Author(s): Human Rights Campaign (HRC)
Published: Feb. 17, 2019
“In 2017, the Human Rights Campaign Foundation partnered with researchers at the University of Connecticut to conduct a groundbreaking survey of over 12,000 LGBTQ youth and capture their experiences in their families, schools, social circles and communities. More than 1,600 Black and African American LGBTQ youth responded to the survey. This resource presents data collected from these young people, shedding light on their challenges and triumphs encountered while navigating the world.
While there is immense power in being both a person of color and LGBTQ, holding multiple marginalized identities can magnify discrimination. This reality can have a devastating impact on Black and African American LGBTQ youth’s mental health and overall well-being. Virulent and inflammatory anti-Blackness from elected officials, negative portrayals in the media, and historically maintained systems of racial oppression complicate the ability of Black and African American LGBTQ youth to fully express and explore their intersecting racial and LGBTQ identities.

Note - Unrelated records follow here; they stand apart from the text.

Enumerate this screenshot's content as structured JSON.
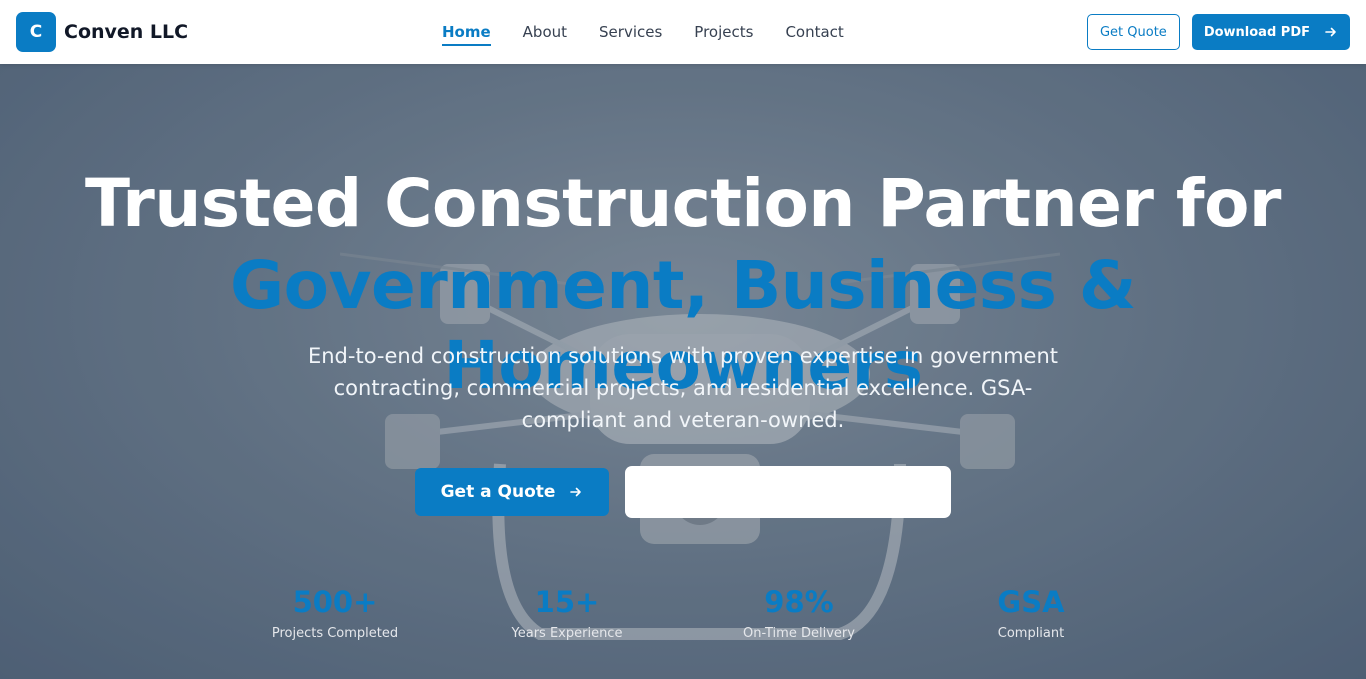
{
  "header": {
    "logo_letter": "C",
    "brand_name": "Conven LLC",
    "nav": [
      {
        "label": "Home",
        "active": true
      },
      {
        "label": "About",
        "active": false
      },
      {
        "label": "Services",
        "active": false
      },
      {
        "label": "Projects",
        "active": false
      },
      {
        "label": "Contact",
        "active": false
      }
    ],
    "get_quote_label": "Get Quote",
    "download_pdf_label": "Download PDF",
    "download_icon": "arrow-right-icon"
  },
  "hero": {
    "headline_line1": "Trusted Construction Partner for",
    "headline_line2": "Government, Business & Homeowners",
    "subtitle": "End-to-end construction solutions with proven expertise in government contracting, commercial projects, and residential excellence. GSA-compliant and veteran-owned.",
    "cta_primary_label": "Get a Quote",
    "cta_icon": "arrow-right-icon",
    "cta_secondary_label": "",
    "background_image": "drone-photo"
  },
  "stats": [
    {
      "value": "500+",
      "label": "Projects Completed"
    },
    {
      "value": "15+",
      "label": "Years Experience"
    },
    {
      "value": "98%",
      "label": "On-Time Delivery"
    },
    {
      "value": "GSA",
      "label": "Compliant"
    }
  ],
  "colors": {
    "accent": "#0a7cc4",
    "header_bg": "#ffffff",
    "heading_white": "#ffffff"
  }
}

This resource draws on a subset of data from the 2018 HRC LGBTQ Youth Report to highlight the experiences of respondents who identified part or all of their ethnoracial identity as either Black or African American. We hope this information helps to encourage youth-serving professionals to apply an intersectional lens to their work.
Supportive parents, school administrators, teachers, counselors and other youth-serving professionals play an essential role in the lives of Black and African American LGBTQ youth. The support of these adults is especially important when youth struggle in the absence of affirmation from their families and communities regarding their sexual orientation, gender identity or gender expression.
However, Black and African American LGBTQ youth continue to be their own powerful forces of change; their stories of empowerment, resilience, activism and advocacy are pronounced in these findings. Across the country, they are demanding due respect and equity. They need us to do the same.
We must support Black and African American LGBTQ youth in their pursuit of collective equity, inclusion and racial justice.”